Researchers from the Center for Drug Design (CDD), College of Pharmacy, and Windgap, a Massachusetts-based pharmaceutical company, are working together to develop an autoinjector that can be used on-scene to deliver a fast-acting antidote to cyanide victims. The project is funded by a five-year, $3.2 million grant from the National Institutes of Health’s CounterACT program, which aims to prepare countermeasures against chemical threats that have the potential to be used as weapons.
While the US Department of Homeland Security identifies cyanide among the highest priority chemical threats, Steven Patterson, PhD, a professor in the CDD, said current antidotes aren’t well-suited for use in situations where many people are exposed to the chemical at once.
“We have long recognized that a device to deliver a cyanide antidote as rapidly and easily as epinephrine would be extremely useful,” Patterson said. “It is clear that Windgap has the technology to develop such a device.”
While workers in gold mines or laboratories, for example, may experience long-term health problems from repeated exposure to lower levels of cyanide, a fast-acting antidote is most important for disasters that suddenly expose victims to high concentrations of the chemical, such as through a chemical attack, building fires (where smoke inhalation brings cyanide into the body), or an industrial accident.
Every second counts in these cases, and fast treatment can mean the difference between life and death. The toxin acts quickly, killing cells in the body by preventing them from using oxygen, which can then cause convulsions, loss of consciousness, and death, according to the Centers for Disease Control and Prevention. Those who survive the immediate effects of cyanide poisoning may still suffer from a long-term neurological disorder similar to Parkinson’s disease.
A Faster Treatment to Help More People
Cyanide antidotes on the market today require at least 15 minutes of an IV drip, limiting how many people first responders can treat before it’s too late.
The CDD and Windgap researchers’ efforts are focused on a faster-acting antidote called sulfanegen, which was recently developed and refined by Patterson as well as College of Pharmacy colleagues Robert Vince, PhD, director of the Center for Drug Design, and Herbert Nagasawa, PhD, adjunct professor. The antidote was patented with assistance from UMN Technology Commercialization.

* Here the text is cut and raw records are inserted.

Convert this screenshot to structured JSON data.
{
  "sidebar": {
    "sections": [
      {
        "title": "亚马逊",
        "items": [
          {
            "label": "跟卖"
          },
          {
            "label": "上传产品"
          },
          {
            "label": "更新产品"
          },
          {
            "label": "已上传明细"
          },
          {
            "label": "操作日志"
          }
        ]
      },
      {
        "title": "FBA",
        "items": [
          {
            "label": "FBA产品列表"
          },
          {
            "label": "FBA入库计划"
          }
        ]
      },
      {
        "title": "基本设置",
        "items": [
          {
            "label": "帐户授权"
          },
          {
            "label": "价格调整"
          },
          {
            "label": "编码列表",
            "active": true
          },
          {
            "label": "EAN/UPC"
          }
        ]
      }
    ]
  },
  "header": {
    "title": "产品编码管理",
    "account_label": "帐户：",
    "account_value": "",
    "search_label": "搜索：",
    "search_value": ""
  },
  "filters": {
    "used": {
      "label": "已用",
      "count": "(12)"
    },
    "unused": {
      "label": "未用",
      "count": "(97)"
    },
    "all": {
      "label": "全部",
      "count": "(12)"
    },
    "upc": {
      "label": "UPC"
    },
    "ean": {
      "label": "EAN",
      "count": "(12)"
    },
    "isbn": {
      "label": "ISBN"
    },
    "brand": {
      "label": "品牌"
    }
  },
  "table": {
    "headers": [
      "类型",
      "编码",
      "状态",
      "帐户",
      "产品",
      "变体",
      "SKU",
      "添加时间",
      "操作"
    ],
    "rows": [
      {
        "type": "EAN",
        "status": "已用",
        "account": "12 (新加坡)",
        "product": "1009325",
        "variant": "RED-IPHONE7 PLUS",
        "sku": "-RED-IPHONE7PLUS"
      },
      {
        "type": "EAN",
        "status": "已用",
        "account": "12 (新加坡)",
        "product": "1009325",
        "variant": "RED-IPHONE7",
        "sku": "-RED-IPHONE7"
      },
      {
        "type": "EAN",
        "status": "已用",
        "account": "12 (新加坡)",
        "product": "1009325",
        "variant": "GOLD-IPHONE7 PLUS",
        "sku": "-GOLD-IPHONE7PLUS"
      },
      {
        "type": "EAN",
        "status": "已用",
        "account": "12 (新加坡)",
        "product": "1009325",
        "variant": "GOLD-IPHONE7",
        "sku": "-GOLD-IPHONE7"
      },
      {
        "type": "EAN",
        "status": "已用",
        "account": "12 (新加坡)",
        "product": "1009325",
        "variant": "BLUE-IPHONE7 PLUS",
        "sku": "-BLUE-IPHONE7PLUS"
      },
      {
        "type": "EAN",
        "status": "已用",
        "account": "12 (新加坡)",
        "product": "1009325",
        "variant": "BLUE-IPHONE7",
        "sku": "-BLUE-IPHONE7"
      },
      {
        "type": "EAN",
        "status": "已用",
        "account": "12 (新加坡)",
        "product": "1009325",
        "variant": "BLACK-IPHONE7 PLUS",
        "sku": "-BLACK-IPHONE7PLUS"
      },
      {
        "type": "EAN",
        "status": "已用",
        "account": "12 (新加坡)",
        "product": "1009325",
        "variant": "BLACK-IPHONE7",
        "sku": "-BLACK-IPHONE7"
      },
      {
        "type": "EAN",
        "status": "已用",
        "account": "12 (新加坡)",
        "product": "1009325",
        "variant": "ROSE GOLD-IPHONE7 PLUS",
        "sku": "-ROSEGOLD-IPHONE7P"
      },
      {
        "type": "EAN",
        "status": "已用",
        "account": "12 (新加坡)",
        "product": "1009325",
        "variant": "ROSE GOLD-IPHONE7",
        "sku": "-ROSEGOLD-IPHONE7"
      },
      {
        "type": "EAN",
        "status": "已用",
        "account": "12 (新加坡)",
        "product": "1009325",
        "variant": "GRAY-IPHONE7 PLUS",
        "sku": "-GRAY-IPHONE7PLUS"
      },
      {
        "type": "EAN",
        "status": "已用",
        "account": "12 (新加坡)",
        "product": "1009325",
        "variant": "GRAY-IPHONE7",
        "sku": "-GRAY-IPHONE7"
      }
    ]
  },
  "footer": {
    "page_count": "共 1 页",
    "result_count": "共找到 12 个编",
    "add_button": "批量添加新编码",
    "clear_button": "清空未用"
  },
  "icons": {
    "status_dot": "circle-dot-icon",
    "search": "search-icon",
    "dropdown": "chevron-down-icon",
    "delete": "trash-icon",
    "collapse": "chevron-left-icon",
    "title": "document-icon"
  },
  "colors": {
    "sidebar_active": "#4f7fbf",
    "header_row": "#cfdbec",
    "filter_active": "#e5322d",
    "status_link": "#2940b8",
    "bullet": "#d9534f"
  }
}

Compared to existing antidotes, sulfanegen takes advantage of a different process in the body—one that normally serves to break down a common amino acid found in many foods. Sulfanegen provides the intermediate compound needed for this natural pathway to quickly convert cyanide into a far less toxic substance. The process takes effect in less than three minutes.
Adam Standley, vice president of R&D at Windgap, said he was researching alternative treatments for cyanide poisoning and wondering why a better solution didn't exist when he encountered the CDD researchers’ work. He reached out to Patterson and they met for coffee to discuss a potential collaboration. When they agreed the idea had promise, they approached NIH for funding.

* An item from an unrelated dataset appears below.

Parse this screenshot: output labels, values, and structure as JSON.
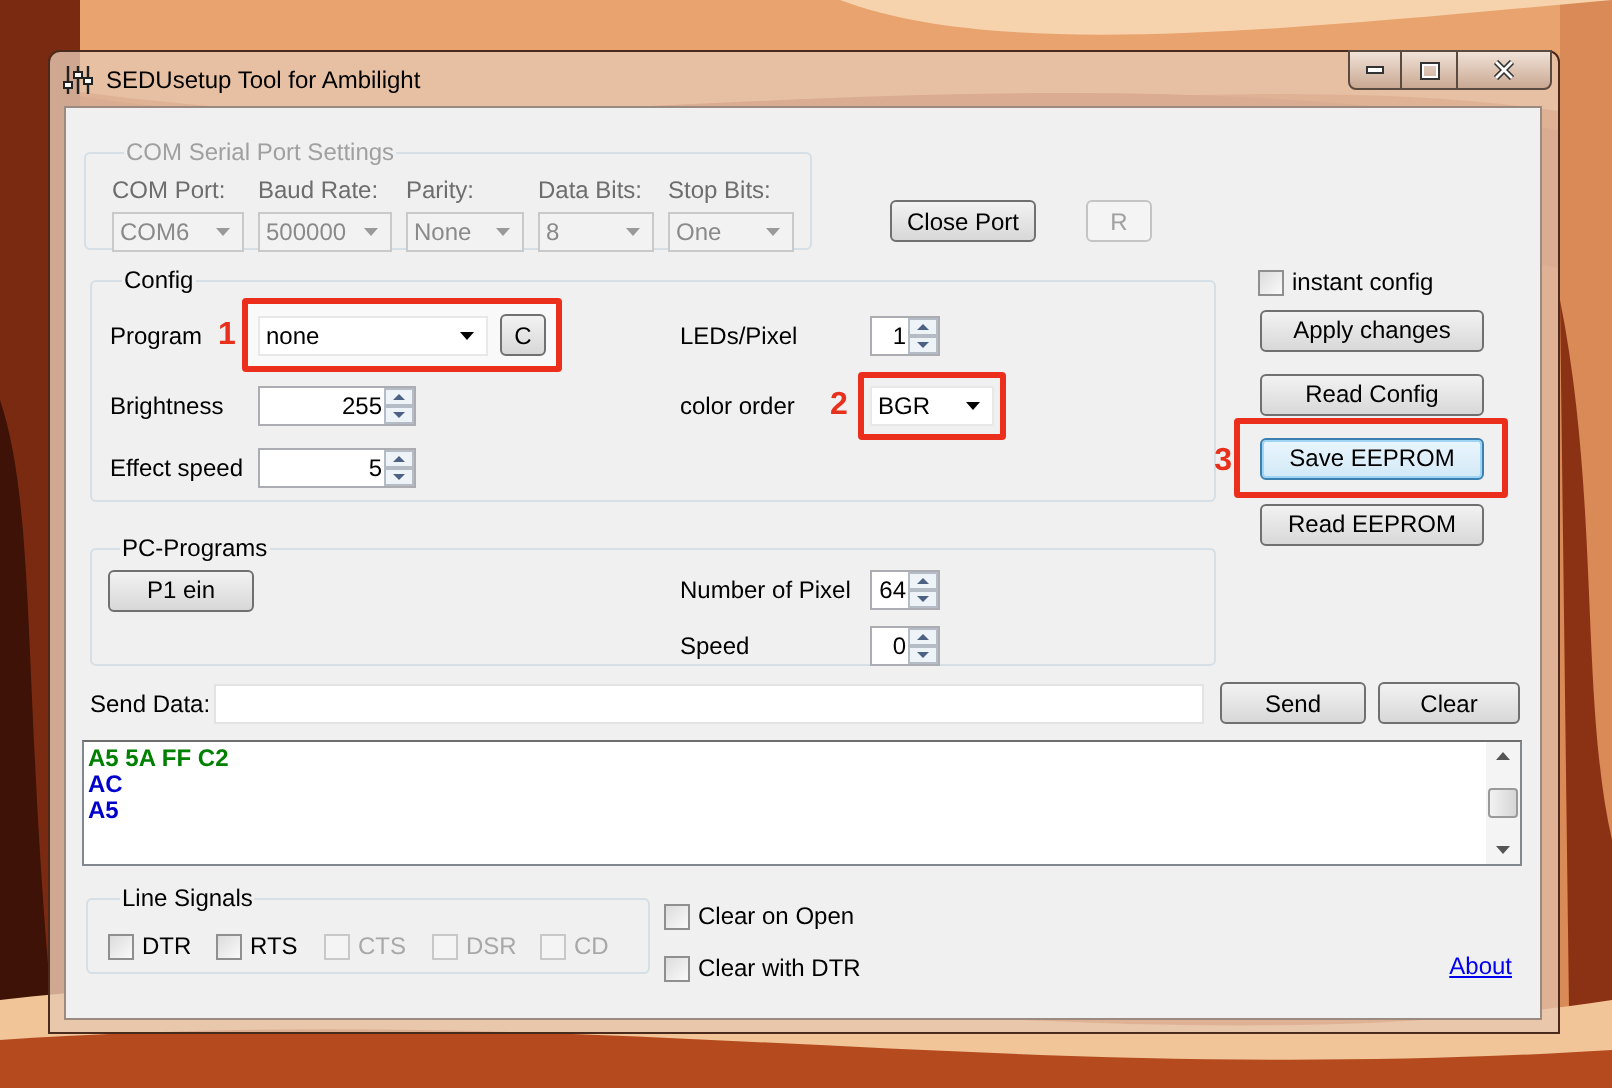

“Dr. Patterson had developed a remarkable drug that could be administered by intramuscular injection to reverse the effects of cyanide poisoning,” Standley said. “But from what I understood, it could not be commercialized in standard autoinjector formats due to its short liquid shelf life. I suspected our dual-chamber autoinjector could stabilize the drug and get it to patients.”
Windgap develops treatments for allergic reactions, opioid abuse, diabetes, and chemical toxicity. What these treatments have in common is the use of a two-chambered delivery platform—a patented process that keeps the wet and dry drug components separate to lengthen the treatment’s shelf life, then mixes them when the injection is administered.
A dual-chamber autoinjector formulation of sulfanegen would deliver a single, preloaded dose of the antidote when pressed against the body, allowing first responders to save more lives before victims succumb to their exposure.
“This collaboration is a case study in the innovation that is catalyzed by academic-industry teaming, supported by CounterACT,” Standley said. “Here we have a promising drug and an innovative delivery technology coming together to form an elegant solution, addressing a largely unmet need. We look forward to developing and commercializing this product for both defense and civilian use with Dr. Patterson and the team at the University of Minnesota.”